The role of managerial accounting is increasing. These managers have to be able to increase effectively the involvement and size of organizations. These business managers also have to be aware of the rapid growth and enactment of technology. Managers also have to be familiar with the regulatory environment, be able to contend successfully globally and have an increase importance on excellence.

When examining the major differences between financial and managerial accounting, we find that with financial accounting the information is reported in statements. The financial statements objectively and periodically report the results of past operations and the financial condition of the business according to the Generally Accepted Accounting Principles (GAAP) (Vallabhaneni, 2003). Examples include shareholders, creditors, government agencies, and the public. On the other hand, managerial accounting information includes both historical and estimated data used by management in conducting daily operations, planning future operations, and developing overall business strategies (Vallabhaneni, 2003). Managerial accounting also includes information for decision-making, planning, directing, controlling an organization's operations, and appraising its competitive position. Managerial accounting has internal users of information. These users comprise of business managers at all levels in the organization. Financial accounting uses external users of information. These users include stockholders, financial analysts, lenders, unions, consumer groups, and government agencies. This is hard data, and must meet audit criteria to be acceptable. Managerial Accounting rules are set within the company to carry out management objectives related to adding value to the company. Managerial accounting data must only be relevant for management decisions.

As we take a closer look at reports, managerial accounting use cost of production reports for decision-making. These comprise preparing detailed plans, budgets, forecasts, and performance reports for internal decision makers. Managerial accounting aids managers plan and administrate the company's operations. Accountants prepare budgets to communicate management's goals in financial terms by identifying, measuring, accumulating, analyzing, interpreting, and communicating information. After a budget has been adopted, performance reports compare actual results with the budget. Cost accountants help management keep track of how much it costs a company to make the product, or service (Shpargalka, 1999). Financial accounting incorporates preparing business financial statements mainly for users outside the business. These reports are used by owners, potential owners of a business, and by people who have loaned company money. In addition, stockholders, suppliers, and banks also benefit from the financial reports that are generated (Horngreen, Stratton, & Sundem, 2002).
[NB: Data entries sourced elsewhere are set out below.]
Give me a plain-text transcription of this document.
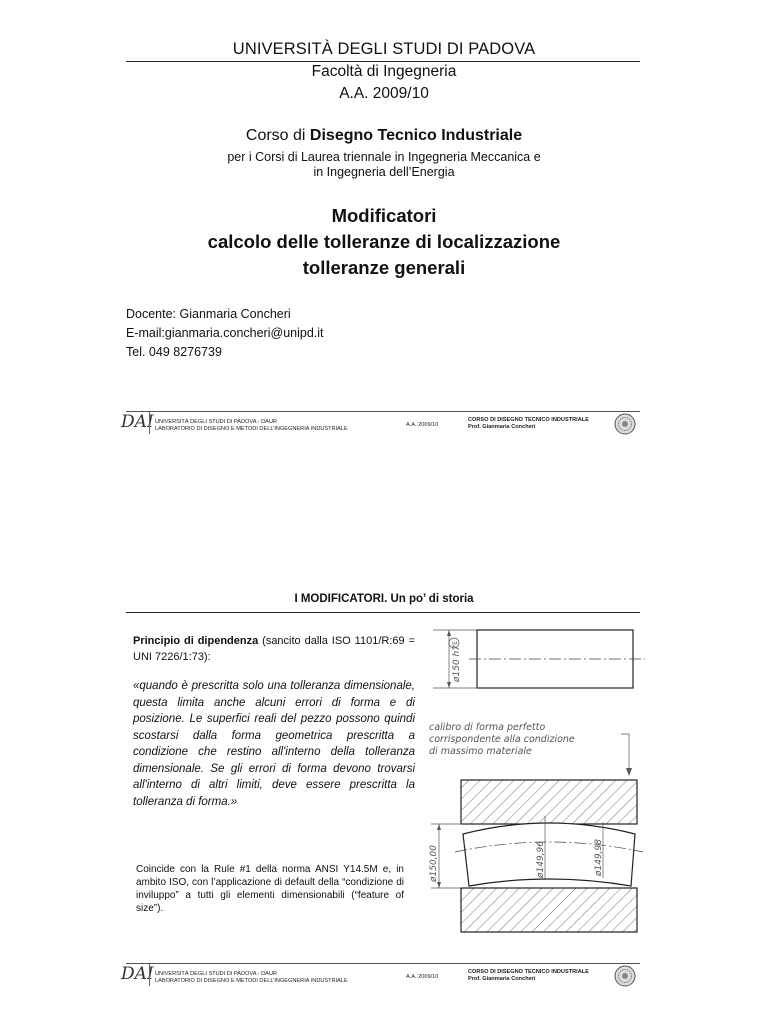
UNIVERSITÀ DEGLI STUDI DI PADOVA
Facoltà di Ingegneria
A.A. 2009/10
Corso di Disegno Tecnico Industriale
per i Corsi di Laurea triennale in Ingegneria Meccanica e
in Ingegneria dell’Energia
Modificatori
calcolo delle tolleranze di localizzazione
tolleranze generali
Docente: Gianmaria Concheri
E-mail:gianmaria.concheri@unipd.it
Tel. 049 8276739
DAI UNIVERSITÀ DEGLI STUDI DI PADOVA - DAUR
LABORATORIO DI DISEGNO E METODI DELL’INGEGNERIA INDUSTRIALE
A.A. 2009/10
CORSO DI DISEGNO TECNICO INDUSTRIALE
Prof. Gianmaria Concheri
I MODIFICATORI. Un po’ di storia
Principio di dipendenza (sancito dalla ISO 1101/R:69 = UNI 7226/1:73):
«quando è prescritta solo una tolleranza dimensionale, questa limita anche alcuni errori di forma e di posizione. Le superfici reali del pezzo possono quindi scostarsi dalla forma geometrica prescritta a condizione che restino all'interno della tolleranza dimensionale. Se gli errori di forma devono trovarsi all'interno di altri limiti, deve essere prescritta la tolleranza di forma.»
Coincide con la Rule #1 della norma ANSI Y14.5M e, in ambito ISO, con l’applicazione di default della “condizione di inviluppo” a tutti gli elementi dimensionabili (“feature of size”).
ø150 h7
E
calibro di forma perfetto
corrispondente alla condizione
di massimo materiale
ø150,00	ø149,96	ø149,98
DAI UNIVERSITÀ DEGLI STUDI DI PADOVA - DAUR
LABORATORIO DI DISEGNO E METODI DELL’INGEGNERIA INDUSTRIALE
A.A. 2009/10
CORSO DI DISEGNO TECNICO INDUSTRIALE
Prof. Gianmaria Concheri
The table below will explain the differences between financial and managerial accounting (Weygandt, Kieso, & Kimmel, 2001).

Financial Accounting Managerial Accounting

Primary Users of Reports

External users, who are stockholders, creditors, and regulatory agencies Internal users, who are officers, department heads, managers, and supervisors in the company

Types and Frequency of Reports

Classified financial statements Issued quarterly and annually. Internal reports Issued as often as needed.

Purpose of Reports

To provide general-purpose information for all users To provide special-purpose information for a particular user for a specific decision

Content of Reports

Belongs to entity as a whole and is highly aggregated (condensed).

Limited to double-entry accounting system and cost data

Reporting standard is the Generally Accepted Accounting Principles. Refers to subunits of the entity and may be detailed

May extend beyond double-entry accounting system to any type of relevant data

Reporting standard is relevance to the decision to be made.

Verification Process

Annual independent audit by certified public accountant No independent audits.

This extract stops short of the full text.